I spent a dozen years as a certified trainer for first responders/incident commanders and still am one sometimes. Let me break my comments into micro and macro.
Micro: the recent Kerrville incident. The NWS did its job and did it in a timely manner -- despite reckless cuts by Trump/DOGE/etc. The issued an urgent flash flood warning at 1:26 AM, which should have been taken very seriously because that area has a long history of flash flooding. Local officials should have woken
everyone up any way they could: tornado sirens, local and state police cars with full sirens and lights, fire trucks, civilian pickup trucks with horns, anything, everything. If possible they should have brought in a helicopter with a loudspeaker.
The river was already rising at that point, but slowly, and rose only moderately (per the USGS gauge, linked below) until 5:15 AM. That's when the flow went exponential. So they had the better part of 4 hours to wake people up and get them moving away from the river. That includes the girls camp that's been so often discussed: local officials knew it was there and knew it was full. And yet they didn't even manage to send a squad car over there to wake up everyone. If they'd done that, those girls could have
WALKED to safety in the time they had available. (And of course if there were buses or other vehicles, it'd have been faster.)
Here's the gauge -- note that the left-hand vertical axis is logarithmic.
Guadalupe Rv at Kerrville, TX – 08166200
Every responsible locality has plans for this, doubly so if it's something that's happened before -- which in this case, it has. While there's always some improvisation in emergency response, most of this should have come down to "pull out the red binder, open to page 1, and start working through the checklist -- you know, the one we've rehearsed every 4 months for the last 6 years." Every person should already know what they're going to do, like "wake up every school bus drivers, tell them to drive to the X high school, start the buses, and head to their assigned locations to pick up people" or "get someone on the bridge upstream with a spotlight on the river so that we can see the flood coming before it gets here and registers on the gauge". The incident commander should supervise all of this pre-planned activity, making on-the-fly modifications as necessary...and if the plan is a good one, and if it's been kept updated, and if it's been rehearsed well, then there shouldn't be too much improvisation needed.
This by no means guarantees success. Things go wrong, equipment breaks, miscommunications happen. But it gives the best chance, and if even half of this had happened in Kerrville, it would have saved a lot of lives.

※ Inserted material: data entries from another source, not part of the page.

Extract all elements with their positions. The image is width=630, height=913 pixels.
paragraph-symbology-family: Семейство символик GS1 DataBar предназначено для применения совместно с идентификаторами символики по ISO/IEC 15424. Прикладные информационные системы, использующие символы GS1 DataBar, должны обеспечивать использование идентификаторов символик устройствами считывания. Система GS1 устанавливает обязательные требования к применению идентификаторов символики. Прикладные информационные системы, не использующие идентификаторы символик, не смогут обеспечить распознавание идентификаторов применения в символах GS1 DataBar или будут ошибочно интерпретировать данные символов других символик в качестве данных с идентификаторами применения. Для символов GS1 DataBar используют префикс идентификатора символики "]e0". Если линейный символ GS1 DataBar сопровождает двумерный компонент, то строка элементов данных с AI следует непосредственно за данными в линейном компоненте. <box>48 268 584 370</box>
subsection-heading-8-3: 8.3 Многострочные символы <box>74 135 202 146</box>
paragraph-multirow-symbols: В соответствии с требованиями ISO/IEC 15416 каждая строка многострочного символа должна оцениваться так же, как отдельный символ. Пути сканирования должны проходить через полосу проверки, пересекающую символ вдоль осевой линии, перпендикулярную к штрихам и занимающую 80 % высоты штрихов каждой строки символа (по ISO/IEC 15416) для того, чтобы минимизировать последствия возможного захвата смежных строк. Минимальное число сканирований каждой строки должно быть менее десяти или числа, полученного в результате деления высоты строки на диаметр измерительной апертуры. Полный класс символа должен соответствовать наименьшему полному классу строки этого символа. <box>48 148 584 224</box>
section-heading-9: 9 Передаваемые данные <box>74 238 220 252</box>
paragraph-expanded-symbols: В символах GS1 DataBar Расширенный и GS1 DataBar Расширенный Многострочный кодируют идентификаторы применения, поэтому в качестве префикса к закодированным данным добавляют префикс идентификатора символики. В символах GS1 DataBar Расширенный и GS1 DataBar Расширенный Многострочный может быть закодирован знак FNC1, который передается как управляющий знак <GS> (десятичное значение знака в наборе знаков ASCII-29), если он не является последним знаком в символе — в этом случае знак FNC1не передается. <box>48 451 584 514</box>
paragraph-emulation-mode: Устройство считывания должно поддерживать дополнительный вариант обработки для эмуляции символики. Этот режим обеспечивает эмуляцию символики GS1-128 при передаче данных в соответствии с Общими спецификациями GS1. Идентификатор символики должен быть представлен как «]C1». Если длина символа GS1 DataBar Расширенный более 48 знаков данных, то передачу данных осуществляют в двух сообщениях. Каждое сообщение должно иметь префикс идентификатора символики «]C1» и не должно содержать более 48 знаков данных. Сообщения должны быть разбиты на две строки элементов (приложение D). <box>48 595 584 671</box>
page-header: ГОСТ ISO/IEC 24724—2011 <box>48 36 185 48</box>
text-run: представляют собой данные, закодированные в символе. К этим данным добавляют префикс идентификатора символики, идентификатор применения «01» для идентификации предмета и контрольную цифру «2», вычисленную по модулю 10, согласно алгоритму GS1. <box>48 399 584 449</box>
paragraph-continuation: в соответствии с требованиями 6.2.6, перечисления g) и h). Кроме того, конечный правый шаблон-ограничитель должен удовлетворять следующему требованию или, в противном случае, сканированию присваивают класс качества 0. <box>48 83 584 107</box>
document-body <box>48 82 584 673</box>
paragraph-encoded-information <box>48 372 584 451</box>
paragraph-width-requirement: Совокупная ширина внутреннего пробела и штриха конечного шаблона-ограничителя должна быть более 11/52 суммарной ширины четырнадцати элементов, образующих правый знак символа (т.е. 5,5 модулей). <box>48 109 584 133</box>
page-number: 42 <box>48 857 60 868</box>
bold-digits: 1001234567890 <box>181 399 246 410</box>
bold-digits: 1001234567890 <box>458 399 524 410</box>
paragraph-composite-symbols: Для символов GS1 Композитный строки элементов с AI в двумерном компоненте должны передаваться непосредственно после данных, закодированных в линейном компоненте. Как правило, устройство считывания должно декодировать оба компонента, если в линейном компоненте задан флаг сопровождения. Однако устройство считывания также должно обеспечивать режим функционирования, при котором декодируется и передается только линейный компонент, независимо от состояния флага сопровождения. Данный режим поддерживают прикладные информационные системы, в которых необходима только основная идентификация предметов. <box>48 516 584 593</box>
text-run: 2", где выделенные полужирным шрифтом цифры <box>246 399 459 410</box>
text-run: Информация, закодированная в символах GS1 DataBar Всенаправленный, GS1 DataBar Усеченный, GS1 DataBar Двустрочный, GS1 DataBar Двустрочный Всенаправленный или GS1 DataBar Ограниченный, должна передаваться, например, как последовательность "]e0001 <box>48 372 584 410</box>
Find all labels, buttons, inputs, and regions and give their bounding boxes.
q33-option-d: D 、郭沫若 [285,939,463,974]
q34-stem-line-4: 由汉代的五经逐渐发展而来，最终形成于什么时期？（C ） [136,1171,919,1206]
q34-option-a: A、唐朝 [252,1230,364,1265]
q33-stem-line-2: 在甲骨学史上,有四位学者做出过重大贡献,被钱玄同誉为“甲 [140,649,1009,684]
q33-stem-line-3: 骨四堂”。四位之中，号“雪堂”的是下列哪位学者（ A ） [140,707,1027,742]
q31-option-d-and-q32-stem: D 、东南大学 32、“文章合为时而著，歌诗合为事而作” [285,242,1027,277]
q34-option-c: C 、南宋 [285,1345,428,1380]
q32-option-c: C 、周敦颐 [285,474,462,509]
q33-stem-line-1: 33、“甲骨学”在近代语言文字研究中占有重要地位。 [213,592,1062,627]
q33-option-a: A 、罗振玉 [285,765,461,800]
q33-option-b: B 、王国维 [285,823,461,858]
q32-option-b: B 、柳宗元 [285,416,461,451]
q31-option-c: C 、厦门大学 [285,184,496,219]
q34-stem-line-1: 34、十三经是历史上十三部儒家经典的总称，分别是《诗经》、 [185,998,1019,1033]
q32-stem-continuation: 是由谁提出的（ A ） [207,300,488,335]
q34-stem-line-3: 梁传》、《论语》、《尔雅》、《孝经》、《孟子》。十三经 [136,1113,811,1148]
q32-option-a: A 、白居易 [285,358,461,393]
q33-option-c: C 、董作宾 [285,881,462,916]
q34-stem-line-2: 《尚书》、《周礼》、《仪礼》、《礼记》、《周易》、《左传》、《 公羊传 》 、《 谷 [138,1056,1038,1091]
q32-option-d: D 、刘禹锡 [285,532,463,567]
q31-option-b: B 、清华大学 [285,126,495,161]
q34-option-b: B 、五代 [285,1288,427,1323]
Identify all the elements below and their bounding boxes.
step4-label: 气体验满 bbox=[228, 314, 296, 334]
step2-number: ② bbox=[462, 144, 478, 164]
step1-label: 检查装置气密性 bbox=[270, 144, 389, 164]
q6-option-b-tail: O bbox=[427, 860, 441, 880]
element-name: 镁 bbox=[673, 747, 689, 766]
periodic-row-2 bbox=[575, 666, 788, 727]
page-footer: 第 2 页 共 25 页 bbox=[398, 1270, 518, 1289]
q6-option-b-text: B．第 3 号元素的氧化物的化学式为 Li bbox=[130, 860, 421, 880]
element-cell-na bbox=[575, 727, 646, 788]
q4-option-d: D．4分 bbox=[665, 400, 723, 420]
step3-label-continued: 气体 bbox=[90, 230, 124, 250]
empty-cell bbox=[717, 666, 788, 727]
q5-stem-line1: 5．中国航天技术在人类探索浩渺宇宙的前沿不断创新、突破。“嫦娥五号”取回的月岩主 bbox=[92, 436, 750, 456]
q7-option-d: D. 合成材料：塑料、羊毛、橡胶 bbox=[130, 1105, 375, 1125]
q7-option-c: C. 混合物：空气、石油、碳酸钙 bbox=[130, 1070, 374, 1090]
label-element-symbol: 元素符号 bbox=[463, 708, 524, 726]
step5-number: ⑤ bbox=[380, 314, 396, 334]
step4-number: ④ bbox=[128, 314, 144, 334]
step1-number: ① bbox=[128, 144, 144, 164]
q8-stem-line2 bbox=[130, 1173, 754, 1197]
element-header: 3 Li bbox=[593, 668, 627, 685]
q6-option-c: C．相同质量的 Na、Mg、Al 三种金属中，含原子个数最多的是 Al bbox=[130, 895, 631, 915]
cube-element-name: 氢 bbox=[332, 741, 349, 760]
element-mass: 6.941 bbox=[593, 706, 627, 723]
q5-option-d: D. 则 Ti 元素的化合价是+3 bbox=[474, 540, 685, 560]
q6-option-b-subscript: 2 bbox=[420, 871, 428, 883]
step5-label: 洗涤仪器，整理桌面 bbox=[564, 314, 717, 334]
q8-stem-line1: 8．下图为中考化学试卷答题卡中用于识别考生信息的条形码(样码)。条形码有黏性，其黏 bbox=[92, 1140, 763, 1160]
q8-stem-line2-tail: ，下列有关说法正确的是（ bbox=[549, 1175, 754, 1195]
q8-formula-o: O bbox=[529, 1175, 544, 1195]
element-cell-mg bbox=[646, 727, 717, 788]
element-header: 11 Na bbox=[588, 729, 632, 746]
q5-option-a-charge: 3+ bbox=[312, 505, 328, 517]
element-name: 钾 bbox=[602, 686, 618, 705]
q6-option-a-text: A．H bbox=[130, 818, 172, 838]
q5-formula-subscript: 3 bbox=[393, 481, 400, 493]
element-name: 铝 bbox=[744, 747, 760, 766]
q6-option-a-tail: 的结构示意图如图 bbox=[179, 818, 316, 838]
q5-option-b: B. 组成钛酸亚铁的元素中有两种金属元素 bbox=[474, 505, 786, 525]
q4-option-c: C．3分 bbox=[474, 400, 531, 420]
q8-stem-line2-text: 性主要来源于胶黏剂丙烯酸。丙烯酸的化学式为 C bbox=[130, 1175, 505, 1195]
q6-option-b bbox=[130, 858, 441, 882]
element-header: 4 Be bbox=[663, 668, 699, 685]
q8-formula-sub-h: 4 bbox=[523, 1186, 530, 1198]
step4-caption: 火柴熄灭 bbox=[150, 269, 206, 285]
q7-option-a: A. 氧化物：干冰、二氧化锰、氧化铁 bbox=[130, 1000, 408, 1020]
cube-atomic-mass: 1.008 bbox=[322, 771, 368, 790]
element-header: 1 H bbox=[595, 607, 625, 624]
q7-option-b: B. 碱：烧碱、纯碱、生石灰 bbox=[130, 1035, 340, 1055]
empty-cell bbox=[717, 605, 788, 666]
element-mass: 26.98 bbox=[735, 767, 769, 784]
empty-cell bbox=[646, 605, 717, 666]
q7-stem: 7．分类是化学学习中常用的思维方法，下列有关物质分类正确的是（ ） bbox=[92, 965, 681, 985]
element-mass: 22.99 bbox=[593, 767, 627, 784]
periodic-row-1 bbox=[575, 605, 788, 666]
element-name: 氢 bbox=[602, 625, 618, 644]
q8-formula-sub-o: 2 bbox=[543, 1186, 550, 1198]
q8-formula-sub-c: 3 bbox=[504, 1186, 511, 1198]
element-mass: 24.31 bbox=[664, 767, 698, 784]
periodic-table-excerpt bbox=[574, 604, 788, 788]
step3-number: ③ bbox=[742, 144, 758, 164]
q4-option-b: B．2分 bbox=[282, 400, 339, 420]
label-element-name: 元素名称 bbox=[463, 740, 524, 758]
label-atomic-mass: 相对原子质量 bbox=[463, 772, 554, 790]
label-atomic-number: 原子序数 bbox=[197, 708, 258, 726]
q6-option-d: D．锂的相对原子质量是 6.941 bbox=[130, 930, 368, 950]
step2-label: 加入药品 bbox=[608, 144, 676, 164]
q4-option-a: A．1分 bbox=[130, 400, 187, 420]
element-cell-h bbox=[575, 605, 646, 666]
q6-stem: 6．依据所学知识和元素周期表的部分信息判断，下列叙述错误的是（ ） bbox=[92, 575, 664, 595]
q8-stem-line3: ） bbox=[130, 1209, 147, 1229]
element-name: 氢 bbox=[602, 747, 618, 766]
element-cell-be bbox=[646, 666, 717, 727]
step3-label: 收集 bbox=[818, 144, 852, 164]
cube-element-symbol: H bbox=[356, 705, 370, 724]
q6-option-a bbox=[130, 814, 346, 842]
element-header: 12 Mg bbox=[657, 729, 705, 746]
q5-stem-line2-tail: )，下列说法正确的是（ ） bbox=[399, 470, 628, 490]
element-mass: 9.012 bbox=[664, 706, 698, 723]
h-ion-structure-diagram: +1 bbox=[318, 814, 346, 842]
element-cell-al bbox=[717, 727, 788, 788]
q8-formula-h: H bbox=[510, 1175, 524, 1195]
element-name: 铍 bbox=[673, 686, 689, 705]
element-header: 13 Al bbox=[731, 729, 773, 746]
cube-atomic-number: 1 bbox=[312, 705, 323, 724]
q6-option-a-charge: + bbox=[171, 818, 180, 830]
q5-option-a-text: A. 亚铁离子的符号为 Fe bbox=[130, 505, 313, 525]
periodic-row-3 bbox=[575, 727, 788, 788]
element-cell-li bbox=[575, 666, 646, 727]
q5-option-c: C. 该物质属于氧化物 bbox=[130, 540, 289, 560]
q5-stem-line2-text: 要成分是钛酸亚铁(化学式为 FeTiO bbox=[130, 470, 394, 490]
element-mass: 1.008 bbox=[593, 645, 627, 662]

Macro: There is never money or time for disaster preparation, avoidance, training, mitigation. There is usually money for disaster cleanup. Oh, and there are "thoughts and prayers", which are (a) useless and (b) an attempt by the cheap, lazy, and incompetent to excuse their complicity in all the death and destruction that just happened. We don't need thoughts. We don't need prayers. We need science (like the NWS and NOAA do), we need data (e.g. the best forecasts they can possibly give us), we need training and equipment, we need plans, we need cooperation, we need clear messaging, and we need the money required to do all these things. Give us that and we have a fighting chance -- and our historical record when given that chance is damn good. Deny us that and you're going to get Kerrville on a regular basis. (Doubly so given global warming and its effect on locally-intensified weather events.)
This is already long, but I want to ask you all to consider one more thing. Right now, as you're reading this, there are people out there who are trying to recover all the bodies. (They know it's not a rescue. Not any more.) They would have much rather been there to evacuate all those people
which they could have done if all the stuff I said above had happened. They could have met those little girls and comforted them as they moved them the hell out of the way of the wall of water that came down the Guadalupe River. But they didn't, because they couldn't. And now they're looking for them, and pulling their battered little bodies out of the mud. One...after another. I have done this work, and I hated it. I don't sleep well any more and probably never will again. But it had to be done. And now all those people working on site are going through the same thing. They're doggedly trying to provide closure to all those waiting families, and they're pushing themselves to physical and psychological exhaustion to do it. They're paying the price. So spare a kind thought for them, please. They're going to need it.